From a purely economic standpoint, it is difficult to see how brick and mortar retailers in today’s marketplace can effectively compete with internet retailers not burdened with comparable fixed costs. Internet retailers have a huge advantage when it comes to convenience, accessibility, and price-competitiveness as compared to fixed location, brick and mortar retailers. Unlike the pre-2008 marketplace, today’s shoppers enjoy virtually limitless access to online goods and services. Online shopping is easy and convenient.

To remind ourselves, the commercial real estate industry began its skid in the summer of 2008, after the collapse of the sub-prime residential lending market in the Spring of 2007. The commercial real estate market experienced a virtual death knell following the collapse of Lehman Brothers on September 15, 2008.

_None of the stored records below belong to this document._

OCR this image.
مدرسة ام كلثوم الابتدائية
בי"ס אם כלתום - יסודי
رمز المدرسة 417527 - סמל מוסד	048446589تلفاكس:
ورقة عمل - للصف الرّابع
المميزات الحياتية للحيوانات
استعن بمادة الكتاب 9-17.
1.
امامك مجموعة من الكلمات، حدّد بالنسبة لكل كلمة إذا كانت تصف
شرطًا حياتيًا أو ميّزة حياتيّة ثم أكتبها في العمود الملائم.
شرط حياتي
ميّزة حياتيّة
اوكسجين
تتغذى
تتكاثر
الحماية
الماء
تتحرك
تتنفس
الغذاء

With this backdrop, and the ubiquity of iPhones and other smartphones in society today, we sometimes forget that the very first iPhone was not even released to the public until June 29, 2007.  The first Android smartphone was not introduced until October 2008.  Twitter and text messaging were in their mere infancy in 2008 as the commercial real estate market crash occurred. Today they are the leading means by which the discretionary income-rich millennial generation (those born between about 1980 and 2000) socialize and communicate.

Yes, technology and our retail culture have changed dramatically while the commercial real estate market has been on hiatus over the past several years. What does that mean to commercial real estate investors and developers?  It means our developments have to change too.

The leading takeaway from ICSC RECON 2013 is the need for commercial real estate developers, retailers, lenders and urban planners to grasp the immense changes to our culture borne by the lightning-speed proliferation of social networking and technology.  Commercial  real estate developments, whether new or retooled, will need to create a reason for consumers to come to our commercial projects to shop and spend. To be successful, our projects will need to be fully integrated, media rich environments providing prospective customers with a compelling reason to come to live, work and play. They will need to provide an enticing third space between home and work for consumers to spend their time and money.

The current push in Congress to mandate collection and remittance of sales taxes on internet-based out-of-state sales may help state and local governments fill their coffers, but imposing this tax will likely do little to help brick and mortar retailers.The fact that online sales may be taxed to the same extent as brick and mortar based sales is not likely to dissuade online shopping.

Rather than begrudge the impact of internet-based shopping on brick and mortar retail, developers and retailers alike will need to wholeheartedly embrace technology to create an enticing, in-person experience that integrates online social networks with face-to-face social interaction and shopping. This is the challenge of our time for retail and commercial real estate development.

Meeting this challenge will require, first, that we grasp it, and, second, that we envision how to effectively integrate fundamental real estate development concepts with new and emerging technologies. To get to the desired bottom line, we will almost certainly need to understand and focus on the third space.